MT: Can you say a little bit about the students?
CD: The youngest were about 8 or 9 and the oldest was 22 and I think about half of them were living in orphanages. In fact, one of the specific missions of the school is to work with some of the more progressive orphanages in Kabul. The one that I worked with considered themselves to be a music and soccer orphanage. So the kids are involved in music classes both there and a lot of them study at the school as well.
Notably for post-Taliban Afghanistan is that about 30% of the students are girls. It’s remarkable to think of Afghanistan under the Taliban, when not only would girls not be educated, but musicians were run out of the country because music was so immoral that it was punishable by death. It sounds insane to us, but it was a reality there.
So this school is a radical change from that. The students were so eager and smart. They’re always going to need more resources, and now I think that is one of the biggest challenges. Honestly, they need more qualified full-time teachers, and better instruments, but it was a pretty great experience.
MT: I had heard about the school and of course the tour they did to the States, but I have never spoken to anyone who has taught there. And the students progressed?

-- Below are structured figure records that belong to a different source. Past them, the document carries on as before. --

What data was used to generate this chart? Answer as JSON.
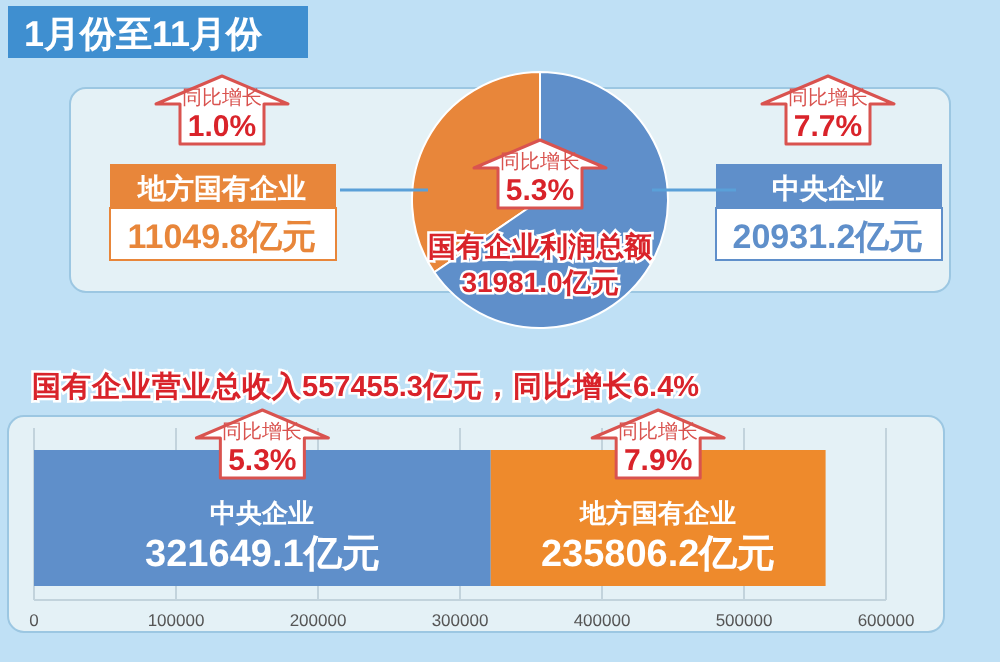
{
  "chart_data": [
    {
      "type": "pie",
      "title": "1月份至11月份",
      "categories": [
        "地方国有企业",
        "中央企业"
      ],
      "values": [
        11049.8,
        20931.2
      ],
      "colors": [
        "#e8863a",
        "#5f8fca"
      ],
      "value_labels": [
        "11049.8亿元",
        "20931.2亿元"
      ],
      "annotations": [
        "同比增长",
        "1.0%",
        "同比增长",
        "7.7%",
        "同比增长",
        "5.3%",
        "国有企业利润总额",
        "31981.0亿元"
      ]
    },
    {
      "type": "bar",
      "title": "国有企业营业总收入557455.3亿元，同比增长6.4%",
      "orientation": "horizontal",
      "stacked": true,
      "categories": [
        null
      ],
      "series": [
        {
          "name": "中央企业",
          "color": "#5f8fca",
          "values": [
            321649.1
          ],
          "value_labels": [
            "321649.1亿元"
          ]
        },
        {
          "name": "地方国有企业",
          "color": "#ee8a2c",
          "values": [
            235806.2
          ],
          "value_labels": [
            "235806.2亿元"
          ]
        }
      ],
      "xlim": [
        0,
        600000
      ],
      "xticks": [
        0,
        100000,
        200000,
        300000,
        400000,
        500000,
        600000
      ],
      "grid": "x",
      "annotations": [
        "同比增长",
        "5.3%",
        "同比增长",
        "7.9%"
      ]
    }
  ]
}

CD: The students all grew musically during the time I was there, and that was fulfilling to see. I left them a lot of photocopies of sheet music, etudes and technique exercises. I had students who would come in early and be practicing by the time I showed up in the morning and would stay after I had left.
MT: Would you do it again?
CD: Yes, and in fact I am going back in June. I’ll be there for about two weeks.
MT: What an experience.
CD: It was certainly an eye-opener. It was also nice because shortly after I came back the Youth Orchestra played in Carnegie Hall and the Kennedy Center, so I got to see a lot of the kids again in New York, which was great.